Mots clés : cerveau, femmes, hommes
Par figaro iconCharlotte Menegaux - le 18/11/2010
Une chercheuse canadienne est arrivée à la conclusion que le cerveau masculin parvenait mieux à se reposer que celui des femmes. Elle livre ses explications au Figaro.fr .


Voilà une étude qui risque bien de réveiller quelques poncifs… La chercheuse canadienne Adrianna Mendrek, du Département de psychiatrie de l'Université de Montréal et du Centre de recherche Fernand-Seguin de l'hôpital Louis-H. Lafontaine, livre en substance ce constat : le cerveau des femmes est plus actif que celui des hommes.
Entre autres banalités on entend souvent que les hommes savent, mieux que les femmes, ne penser à rien. Cette «vertu» pourrait en réalité fait reposer sur un fait neurologique bien réel. Au repos, l'activité neuronale du cerveau appelé «réseau par défaut» est en effet plus grande chez les femmes que chez les hommes.
Est-ce à dire que le cerveau des femmes ne se repose jamais ? «En réalité, tous les cerveaux sont en perpétuelle activité, répond la chercheuse au Figaro.fr. C'est une question de niveaux, mais on peut dire en effet que le cerveau des hommes se repose plus et mieux que celui des femmes».

«Les femmes étaient dans l'auto-évaluation»

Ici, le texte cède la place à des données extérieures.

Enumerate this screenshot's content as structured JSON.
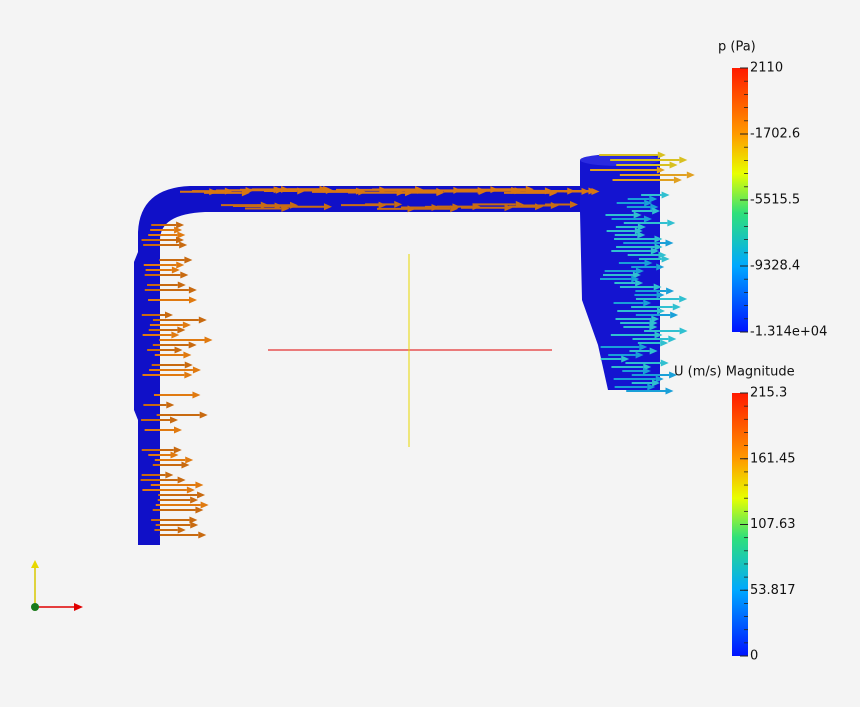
{
  "colorbars": [
    {
      "title": "p (Pa)",
      "labels": [
        "2110",
        "-1702.6",
        "-5515.5",
        "-9328.4",
        "-1.314e+04"
      ]
    },
    {
      "title": "U (m/s) Magnitude",
      "labels": [
        "215.3",
        "161.45",
        "107.63",
        "53.817",
        "0"
      ]
    }
  ]
}
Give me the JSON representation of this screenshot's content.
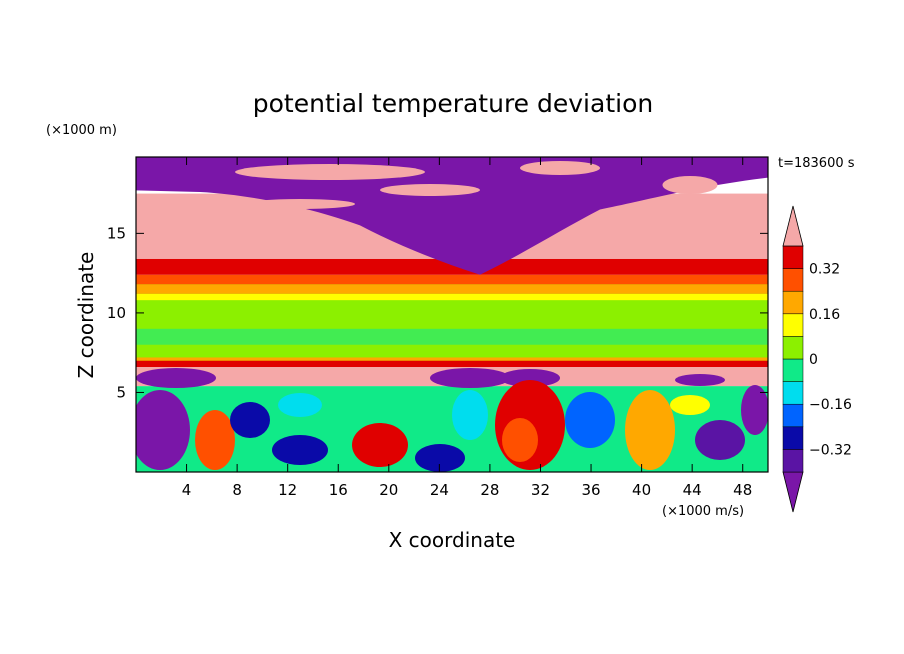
{
  "chart_data": {
    "type": "heatmap",
    "title": "potential temperature deviation",
    "time_label": "t=183600 s",
    "xlabel": "X coordinate",
    "ylabel": "Z coordinate",
    "x_unit": "(×1000 m/s)",
    "y_unit": "(×1000 m)",
    "xlim": [
      0,
      50
    ],
    "ylim": [
      0,
      19.8
    ],
    "x_ticks": [
      4,
      8,
      12,
      16,
      20,
      24,
      28,
      32,
      36,
      40,
      44,
      48
    ],
    "y_ticks": [
      5,
      10,
      15
    ],
    "colorbar": {
      "levels": [
        -0.4,
        -0.32,
        -0.24,
        -0.16,
        -0.08,
        0,
        0.08,
        0.16,
        0.24,
        0.32,
        0.4
      ],
      "labels": [
        "0.32",
        "0.16",
        "0",
        "−0.16",
        "−0.32"
      ],
      "label_values": [
        0.32,
        0.16,
        0,
        -0.16,
        -0.32
      ],
      "colors": [
        "#7a16a8",
        "#5a14a4",
        "#0a0aa8",
        "#0064ff",
        "#00ddee",
        "#10ea88",
        "#8cf000",
        "#ffff00",
        "#ffa800",
        "#ff5000",
        "#e00000",
        "#f5a8a8"
      ],
      "extend": "both"
    },
    "bands": [
      {
        "z": [
          0,
          5.4
        ],
        "description": "turbulent mixed layer, mixed values -0.4 to 0.4"
      },
      {
        "z": [
          5.4,
          6.8
        ],
        "value": 0.45
      },
      {
        "z": [
          6.8,
          12.2
        ],
        "value": 0.02
      },
      {
        "z": [
          12.2,
          13.4
        ],
        "value": 0.3
      },
      {
        "z": [
          13.4,
          17.5
        ],
        "value": 0.45
      },
      {
        "z": [
          15,
          19.8
        ],
        "value": -0.45
      }
    ]
  }
}
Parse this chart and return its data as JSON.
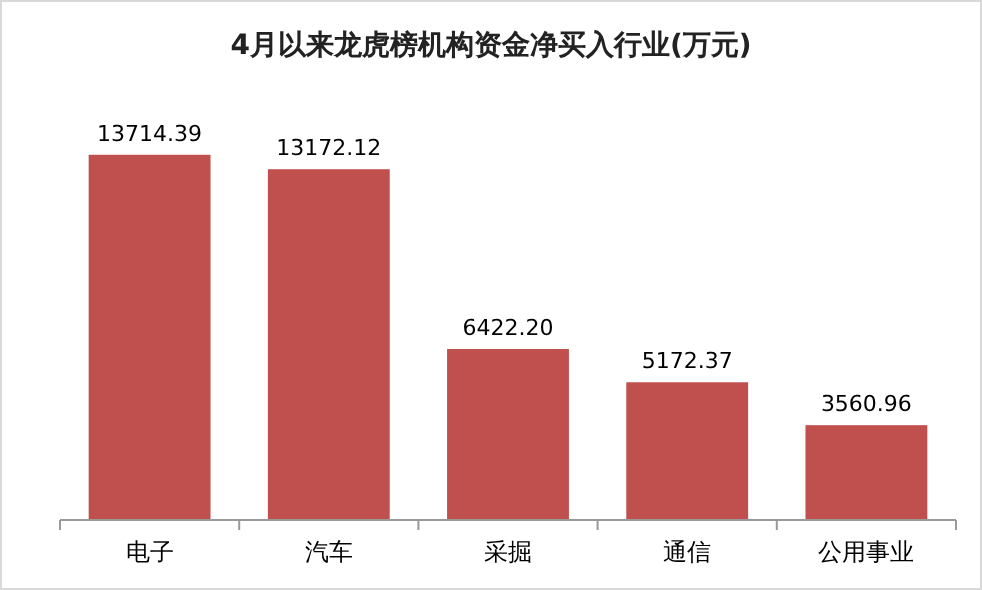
{
  "chart_data": {
    "type": "bar",
    "title": "4月以来龙虎榜机构资金净买入行业(万元)",
    "categories": [
      "电子",
      "汽车",
      "采掘",
      "通信",
      "公用事业"
    ],
    "values": [
      13714.39,
      13172.12,
      6422.2,
      5172.37,
      3560.96
    ],
    "value_labels": [
      "13714.39",
      "13172.12",
      "6422.20",
      "5172.37",
      "3560.96"
    ],
    "color": "#c0504d"
  }
}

Adrianna Mendrek tient toutefois à préciser que «cette découverte a été faite un peu par hasard, dans un contexte bien précis, et qu'elle mérite davantage d'investigations». Spécialiste de la schizophrénie, la chercheuse réalisait une étude sur des sujets atteints de cette maladie pour comparer leur activité cérébrale en activité et au repos, en fonction des sexes. Comme pour toute étude clinique, il est conseillé de disposer d'un panel de sujets sains pour pouvoir comparer les résultats.
C'est ainsi que 42 hommes et femmes non schizophrènes et âgés de 25 à 45 ans, se sont retrouvés à accomplir une tâche de rotation mentale à partir d'une figure à trois dimensions pendant que leur activité cérébrale était mesurée par résonance magnétique. La même mesure d'activité neuronale était prise pendant que les sujets se reposaient entre deux exercices. Constat de la chercheuse et de son équipe : «Au repos, les femmes étaient dans l'auto-évaluation de ce qu'elles venaient de faire, et se projetaient dans ce qu'elles devraient réaliser ensuite, alors que les hommes parvenaient complètement à se détendre».

«Pression sociale»


«Nous ne sommes pas encore en mesure de dire quelle part a la pression sociale et quelle autre part ont les hormones biologiques dans cette différence, avance Adrianna Mendrek. Dans notre société actuelle, les femmes sont constamment préoccupées par plusieurs tâches et doivent gérer davantage de choses que les hommes, aussi ce résultat n'est-il guère surprenant.»
Des mesures de taux d'œstrogènes et de testostérone ont été faites durant cette étude. Reste à l'équipe d'essayer d'établir un lien avec les mesures d'activité observées, pour en définir le rôle exact. Et déterminer ainsi la part des hormones et celle de la «pression sociale»» dans la plus grande activité cérébrale des femmes au repos. Pour l'heure, les résultats de cette étude ne sont pas encore publiés.